This is getting to be a habit, only posting every two weeks. Maybe it's a thing I'll continue, just so you don't get bored with my chat!
With a low tide forecast and the glorious summer weather continuing, I set off once again to capture footage for my documentary film, The Last Ferries Of Ballachulish.
Despite it being the week before the Scottish schools went on their summer break, the Highlands were surprisingly busy. I dread to think what it must be like now!
On a misty, chilly morning I left Edinburgh just after sunrise, with Glenelg, near Skye, as my destination. The low cloud and mist didn't lift until I was well past Stirling, but until that point it was all motorway anyway, so I didn't miss much.

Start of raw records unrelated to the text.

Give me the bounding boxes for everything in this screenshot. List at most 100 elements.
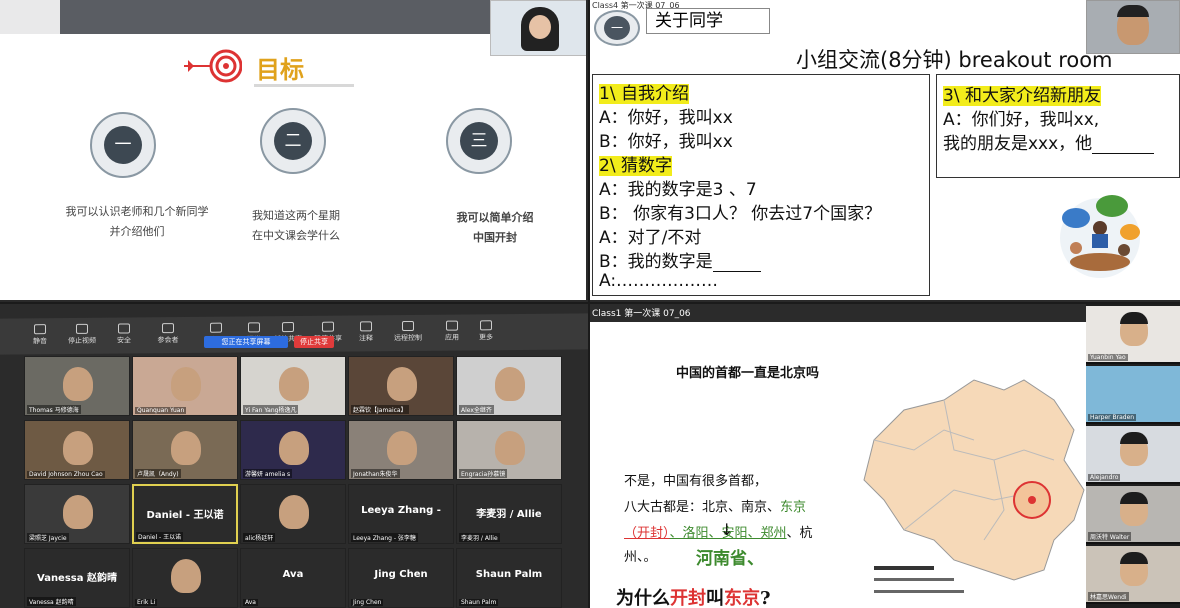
fill-in-blank [712,258,761,272]
participant-name: Vanessa 赵韵晴 [27,597,76,606]
zoom-toolbar: 静音 停止视频 安全 参会者 聊天 问卷 新的共享 暂停共享 注释 远程控制 应… [0,313,588,355]
medal-numeral: 二 [274,122,312,160]
participant-name: 周沃特 Walter [1088,532,1132,541]
participant-tile[interactable]: Thomas 马修德海 [24,356,130,416]
participant-tile[interactable]: Alejandro [1086,426,1180,484]
participant-tile[interactable]: Quanquan Yuan [132,356,238,416]
caption-line: 中国开封 [473,231,517,244]
participant-name: 游馨妍 amelia s [243,469,293,478]
participant-tile[interactable]: Leeya Zhang - Leeya Zhang - 张李糖 [348,484,454,544]
toolbar-label: 远程控制 [394,333,422,343]
participant-tile[interactable]: Vanessa 赵韵晴 Vanessa 赵韵晴 [24,548,130,608]
participants-icon [162,323,174,334]
participant-name: Ava [243,599,258,606]
toolbar-label: 应用 [445,333,459,342]
participant-display-name: Vanessa 赵韵晴 [37,573,117,584]
participant-tile[interactable]: 李麦羽 / Allie 李麦羽 / Allie [456,484,562,544]
activity-box-1: 1\ 自我介绍 A：你好，我叫xx B：你好，我叫xx 2\ 猜数字 A：我的数… [592,74,930,296]
participant-name: Yuanbin Yao [1088,354,1128,361]
slide-heading: 小组交流(8分钟) breakout room [796,48,1113,72]
participant-tile[interactable]: 赵霖钦【Jamaica】 [348,356,454,416]
goal-caption-3: 我可以简单介绍 中国开封 [436,208,554,248]
toolbar-more[interactable]: 更多 [466,320,506,342]
toolbar-security[interactable]: 安全 [104,323,144,345]
goal-caption-1: 我可以认识老师和几个新同学 并介绍他们 [52,202,222,242]
participant-tile[interactable]: Daniel - 王以诺 Daniel - 王以诺 [132,484,238,544]
participant-tile[interactable]: 卢晟凯（Andy) [132,420,238,480]
dialogue-line: A：对了/不对 [599,228,702,248]
participant-name: Jing Chen [351,599,384,606]
participant-hair [1120,492,1148,504]
teacher-hair [1117,5,1149,17]
slide-text: 、杭 [786,526,813,541]
toolbar-participants[interactable]: 参会者 [148,323,188,345]
pause-icon [322,321,334,332]
medal-icon: 一 [594,10,640,46]
dialogue-line: A：你们好，我叫xx, [943,110,1100,130]
stop-share-button[interactable]: 停止共享 [294,336,334,348]
participant-tile[interactable]: 游馨妍 amelia s [240,420,346,480]
window-titlebar: Class1 第一次课 07_06 [590,304,1090,322]
section-heading: 2\ 猜数字 [599,156,672,176]
highlight-text: 开封 [670,588,706,608]
participant-tile[interactable]: 梁照芝 Jaycie [24,484,130,544]
slide-question: 中国的首都一直是北京吗 [676,366,820,381]
slide-title: 目标 [256,55,304,84]
participant-name: Harper Braden [1088,414,1137,421]
participant-video [279,495,309,529]
participant-tile[interactable]: Yi Fan Yang杨逸凡 [240,356,346,416]
medal-numeral: 一 [604,16,630,40]
participant-name: Yi Fan Yang杨逸凡 [243,405,299,414]
participant-tile[interactable]: Ava Ava [240,548,346,608]
toolbar-mute[interactable]: 静音 [20,324,60,346]
slide-text: 叫 [706,588,724,608]
participant-name: Alex全继齐 [459,405,494,414]
goal-title-group: 目标 [184,44,354,92]
annotate-icon [360,321,372,332]
participant-tile[interactable]: Jing Chen Jing Chen [348,548,454,608]
participant-name: Alejandro [1088,474,1121,481]
group-chat-illustration [1060,195,1140,278]
participant-tile[interactable]: Yuanbin Yao [1086,306,1180,364]
participant-tile[interactable]: 周沃特 Walter [1086,486,1180,544]
participant-sidebar: Yuanbin Yao Harper Braden Alejandro 周沃特 … [1086,304,1180,608]
participant-tile[interactable]: alic杨廷轩 [240,484,346,544]
participant-tile[interactable]: David Johnson Zhou Cao [24,420,130,480]
participant-tile[interactable]: Jonathan朱俊华 [348,420,454,480]
toolbar-remote-control[interactable]: 远程控制 [388,320,428,343]
participant-tile[interactable]: Harper Braden [1086,366,1180,424]
dialogue-line: B：你好，我叫xx [599,132,733,152]
participant-name: Jonathan朱俊华 [351,469,400,478]
remote-icon [402,320,414,332]
poll-icon [248,322,260,333]
medal-numeral: 一 [104,126,142,164]
participant-hair [1120,552,1148,564]
participant-tile[interactable]: Shaun Palm Shaun Palm [456,548,562,608]
toolbar-label: 注释 [359,334,373,343]
toolbar-annotate[interactable]: 注释 [346,321,386,343]
participant-tile[interactable]: Alex全继齐 [456,356,562,416]
participant-name: Leeya Zhang - 张李糖 [351,533,418,542]
shared-slide-breakout: Class4 第一次课 07_06 一 关于同学 小组交流(8分钟) break… [590,0,1180,302]
participant-tile[interactable]: 林嘉思Wendi [1086,546,1180,604]
down-arrow-icon: ↓ [720,520,734,539]
medal-three: 三 [446,108,512,174]
participant-display-name: Shaun Palm [475,569,543,580]
toolbar-stop-video[interactable]: 停止视频 [62,323,102,346]
participant-display-name: Daniel - 王以诺 [146,510,224,521]
apps-icon [446,320,458,331]
participant-tile[interactable]: Erik Li [132,548,238,608]
caption-line: 并介绍他们 [109,225,165,238]
share-icon [282,322,294,333]
shared-slide-goals: 目标 一 二 三 我可以认识老师和几个新同学 并介绍他们 我知道这两个星期 在中… [0,0,588,302]
participant-video [279,367,309,401]
participant-name: 林嘉思Wendi [1088,592,1129,601]
participant-video [387,431,417,465]
teacher-video-thumbnail[interactable] [490,0,586,56]
teacher-face [529,15,551,39]
sharing-status: 您正在共享屏幕 [204,336,288,348]
caption-line: 我知道这两个星期 [252,209,340,222]
slide-header: Class4 第一次课 07_06 一 关于同学 [590,0,1090,46]
slide-section-title: 关于同学 [646,8,770,34]
participant-tile[interactable]: Engracia孙慕镜 [456,420,562,480]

My route north took me through spectacular Glencoe, on to Fort William, Spean Bridge and Kintail. Just a short distance after Spean Bridge I detoured down to the Caledonian Canal at Gairlochy, to reshoot pieces-to-camera at the old wreck on the shores there. Once rumoured to be the remains of the Glen Duror, it is now a mystery itself.

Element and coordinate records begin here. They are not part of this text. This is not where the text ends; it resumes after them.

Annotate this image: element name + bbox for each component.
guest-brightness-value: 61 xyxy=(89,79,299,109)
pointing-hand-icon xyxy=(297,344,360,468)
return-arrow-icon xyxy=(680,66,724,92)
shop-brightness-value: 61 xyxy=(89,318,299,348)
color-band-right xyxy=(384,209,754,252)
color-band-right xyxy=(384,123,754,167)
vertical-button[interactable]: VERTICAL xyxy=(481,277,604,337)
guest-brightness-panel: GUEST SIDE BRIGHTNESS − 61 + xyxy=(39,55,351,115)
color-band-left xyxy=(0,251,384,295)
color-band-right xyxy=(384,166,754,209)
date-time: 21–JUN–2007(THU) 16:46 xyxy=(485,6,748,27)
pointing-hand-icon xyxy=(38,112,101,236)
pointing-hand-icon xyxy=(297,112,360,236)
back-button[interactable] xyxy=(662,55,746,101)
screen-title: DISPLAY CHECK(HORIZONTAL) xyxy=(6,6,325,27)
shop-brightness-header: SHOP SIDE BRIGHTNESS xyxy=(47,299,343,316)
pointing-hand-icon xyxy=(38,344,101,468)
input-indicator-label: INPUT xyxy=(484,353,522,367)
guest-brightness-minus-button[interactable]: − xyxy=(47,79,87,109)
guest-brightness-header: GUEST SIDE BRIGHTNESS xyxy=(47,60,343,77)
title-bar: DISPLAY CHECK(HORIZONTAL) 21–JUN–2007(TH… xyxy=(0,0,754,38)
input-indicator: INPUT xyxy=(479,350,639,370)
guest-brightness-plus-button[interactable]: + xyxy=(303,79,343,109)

I was only half way to Glenelg by this point, and the clouds were starting to gather. By the time I took the steep and winding Mam Ratagan pass from Kintail over to Glenelg, I had lost the best of the weather. However, as it turned out, filming the Glenachulish turntable ferry from the air would have proved almost impossible, with any bright sunshine reflecting of the surface of the Kyle Rhea waters, so as it turned out it was perfect for filming.

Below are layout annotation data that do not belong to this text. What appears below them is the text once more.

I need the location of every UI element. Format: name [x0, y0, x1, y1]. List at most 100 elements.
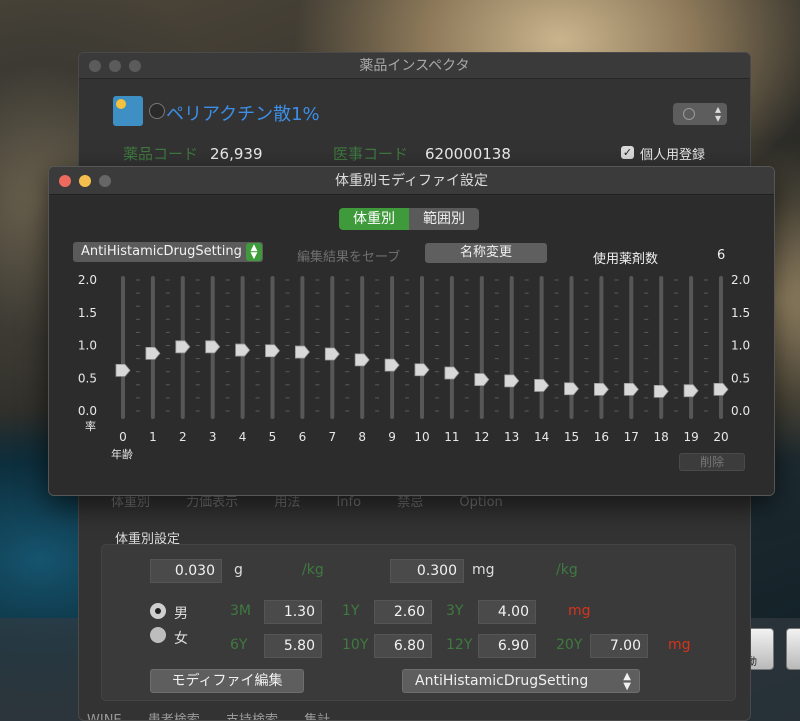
x-tick-label: 15 — [564, 430, 579, 444]
medical-code-label: 医事コード — [333, 145, 409, 163]
slider-knob[interactable] — [444, 366, 460, 380]
tab-weight[interactable]: 体重別 — [111, 495, 150, 510]
slider-track — [599, 276, 604, 419]
age-10y-label: 10Y — [342, 637, 369, 653]
tab-option[interactable]: Option — [459, 495, 502, 510]
y-tick-label-left: 1.5 — [78, 306, 97, 320]
slider-knob[interactable] — [324, 347, 340, 361]
x-tick-label: 5 — [269, 430, 277, 444]
tab-info[interactable]: Info — [336, 495, 361, 510]
tab-contraindication[interactable]: 禁忌 — [397, 495, 423, 510]
age-6y-field[interactable]: 5.80 — [264, 634, 322, 658]
slider-knob[interactable] — [175, 340, 191, 354]
slider-knob[interactable] — [205, 340, 221, 354]
x-axis-label: 年齢 — [111, 447, 133, 461]
male-radio[interactable] — [150, 603, 166, 619]
slider-knob[interactable] — [235, 343, 251, 357]
x-tick-label: 19 — [683, 430, 698, 444]
per-kg-2: /kg — [556, 562, 578, 578]
x-tick-label: 7 — [328, 430, 336, 444]
mg-label-1: mg — [568, 603, 591, 619]
y-tick-label-right: 0.5 — [731, 371, 750, 385]
slider-knob[interactable] — [504, 374, 520, 388]
x-tick-label: 9 — [388, 430, 396, 444]
slider-knob[interactable] — [534, 379, 550, 392]
age-3m-label: 3M — [230, 603, 251, 619]
x-tick-label: 11 — [444, 430, 459, 444]
slider-knob[interactable] — [294, 345, 310, 359]
y-tick-label-right: 2.0 — [731, 273, 750, 287]
age-12y-label: 12Y — [446, 637, 473, 653]
slider-track — [689, 276, 694, 419]
status-popup[interactable]: ▴ ▾ — [673, 103, 727, 125]
x-tick-label: 18 — [654, 430, 669, 444]
per-kg-1: /kg — [302, 562, 324, 578]
x-tick-label: 3 — [209, 430, 217, 444]
slider-track — [449, 276, 454, 419]
tab-support-search[interactable]: 支持検索 — [226, 713, 278, 720]
tab-summary[interactable]: 集計 — [304, 713, 330, 720]
drug-name: ペリアクチン散1% — [166, 104, 320, 125]
x-tick-label: 8 — [358, 430, 366, 444]
y-tick-label-left: 1.0 — [78, 339, 97, 353]
minimize-button[interactable] — [109, 60, 121, 72]
inspector-title: 薬品インスペクタ — [359, 58, 470, 74]
age-3y-field[interactable]: 4.00 — [478, 600, 536, 624]
slider-knob[interactable] — [145, 346, 161, 360]
slider-track — [569, 276, 574, 419]
dock-app-icon-2[interactable] — [786, 628, 800, 670]
y-tick-label-right: 1.5 — [731, 306, 750, 320]
drug-select-radio[interactable] — [149, 103, 165, 119]
slider-knob[interactable] — [265, 344, 281, 358]
setting-popup[interactable]: AntiHistamicDrugSetting ▲ ▼ — [402, 669, 640, 693]
slider-track — [539, 276, 544, 419]
zoom-button[interactable] — [129, 60, 141, 72]
modify-edit-button[interactable]: モディファイ編集 — [150, 669, 304, 693]
slider-knob[interactable] — [564, 382, 580, 396]
chevron-updown-icon: ▴ ▾ — [714, 102, 721, 125]
dose-g-field[interactable]: 0.030 — [150, 559, 222, 583]
inspector-titlebar: 薬品インスペクタ — [79, 53, 750, 79]
age-3y-label: 3Y — [446, 603, 464, 619]
mg-label-2: mg — [668, 637, 691, 653]
slider-knob[interactable] — [474, 373, 490, 386]
x-tick-label: 20 — [713, 430, 728, 444]
y-tick-label-left: 0.0 — [78, 404, 97, 418]
age-6y-label: 6Y — [230, 637, 248, 653]
weight-modify-dialog: 体重別モディファイ設定 体重別 範囲別 AntiHistamicDrugSett… — [48, 166, 775, 496]
tab-wine[interactable]: WINE — [87, 713, 122, 720]
slider-knob[interactable] — [653, 384, 669, 398]
female-radio[interactable] — [150, 627, 166, 643]
unit-mg: mg — [472, 562, 495, 578]
age-rate-slider-chart: 0 1 2 3 4 5 6 7 8 9 10 11 12 13 14 15 16 17 18 19 200.0 0.00.… — [78, 273, 750, 461]
slider-knob[interactable] — [414, 363, 430, 377]
chevron-updown-icon: ▲ ▼ — [623, 671, 631, 692]
age-3m-field[interactable]: 1.30 — [264, 600, 322, 624]
tab-patient-search[interactable]: 患者検索 — [148, 713, 200, 720]
slider-knob[interactable] — [713, 382, 729, 396]
x-tick-label: 17 — [624, 430, 639, 444]
slider-knob[interactable] — [623, 382, 639, 396]
dose-mg-field[interactable]: 0.300 — [390, 559, 464, 583]
slider-knob[interactable] — [354, 353, 370, 367]
slider-knob[interactable] — [683, 384, 699, 398]
y-tick-label-left: 0.5 — [78, 371, 97, 385]
close-button[interactable] — [89, 60, 101, 72]
slider-track — [509, 276, 514, 419]
unit-g: g — [234, 562, 243, 578]
age-20y-field[interactable]: 7.00 — [590, 634, 648, 658]
age-1y-field[interactable]: 2.60 — [374, 600, 432, 624]
age-10y-field[interactable]: 6.80 — [374, 634, 432, 658]
slider-knob[interactable] — [594, 382, 609, 396]
tab-potency[interactable]: 力価表示 — [186, 495, 238, 510]
slider-knob[interactable] — [115, 363, 131, 377]
axis-labels: 0 1 2 3 4 5 6 7 8 9 10 11 12 13 14 15 16 17 18 19 200.0 0.00.… — [78, 273, 750, 461]
slider-knob[interactable] — [384, 358, 400, 372]
drug-icon — [113, 96, 143, 126]
tab-usage[interactable]: 用法 — [274, 495, 300, 510]
y-tick-label-right: 1.0 — [731, 339, 750, 353]
x-tick-label: 1 — [149, 430, 157, 444]
slider-track — [360, 276, 365, 419]
age-12y-field[interactable]: 6.90 — [478, 634, 536, 658]
personal-register-checkbox[interactable]: ✓ — [621, 146, 634, 159]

I love visiting this ferry, and without fail it always brings a tear to my eye when I hear her engine and glimpse her Ballachulish colours for the first time.
A familiar sight is the skipper Donnie, and it was a joy to sit a while over a coffee and let the world go by, despite a few cars already aboard the Glenachulish waiting to cross, the drivers and passengers scratching their heads, wondering what time departure was.
Across the other side of the water a Sea Eagle swooped down on fish near the surface, then flew off to it's nest, where this year they have two successful young.
Watching the world go by does not stop the clock, and to my surprise it was already 5pm by the time I decided to make tracks back down the road. I bade farewell to the Glenachulish, who will turn 50 next year, and headed south for the Isle of Mull.
Just a few miles south of Fort William is a roll on, roll off ferry, taking cars and passengers across the tiny 300m span of Loch Eil where it meets Loch Leven, onto the Ardnamurchan Peninsula. I was heading to Lochaline, and a small B&B for the night, 40km along a single track road, which has to be one of the prettiest little roads I've ever been on.
As night fell a full moon rose over Duart Castle far away on a promontory of land on Mull.
At 7am I was aboard the CalMac ferry that would take me the three kilometers across to Fishnish on the Isle of Mull. From there, under glorious blue skies, I headed for Ulva on the west coast. Single track road all the way, surrounded by stunning scenery, looking out to the Treshnish Isles, Coll and Tiree beyond on the horizon. My goal was to capture aerial shots of Ulva and the 50m crossing from the island where the Glen Duror saw her last service.
Just around a corner of land, in a small bay, lies the wreck of the actual Glen Duror. Carrying heavy camera gear on my back, a steel flight case in one hand and a tripod slung over my shoulder, I battled my way through shoulder-high bracken to reach her. It was evident the winter had taken another toll on her. Though I had the footage I needed from my last visit nine months ago, I decided to shoot more.
But my main reason for coming back was to wade out into the water, to what I had seen was the line of her bow from an aerial shot taken on my previous visit. By the time I reached the front I was already waist deep in water, and underfoot was precarious with slippery seaweed growing around all manner of rusted metal parts. The tide just wasn't low enough.
I would have to return another day.
Job done, I bade farewell to the old girl again, and headed for the large CalMac ferry that would take me onto the mainland and the town of Oban. Ahead was an hours drive north to Ballachulish, my childhood home from almost 50 years ago.
As I drove across the ugly Ballachulish Bridge the light was beautiful, so I detoured off the main road to capture new aerial shots of the bridge and surrounding area. As I did so I realised that had I not arrived here when I did, the sun tomorrow would be in the wrong position for the shots I wanted to capture.
The evening was unbearably hot in the youth hostel, and despite paying for a room, I decided to sleep in my car, which, though not as a comfy as a mattress, was preferable to sleeping in a pizza oven!
On the last morning I met up with Kate once again, daughter of Peter McKenzie, the last ferryman of Ballachulish, and the one I identify with from my childhood. Her and I, in her words, are probably the last two remaining people who feel so passionately about the old turntable ferries, so it is always a pleasure to meet up.
With a few more shots ticked off, I headed 20 miles south toward Appin, to shoot the ruins of Castle Stalker, which sits atop a small island, before turning the car toward Edinburgh, and the three hours back through ever increasing tourist traffic.
It had been a whirlwind tour over three days, but as before, it was an absolute joy across arguably the most beautiful country in the world . . . in my opinion.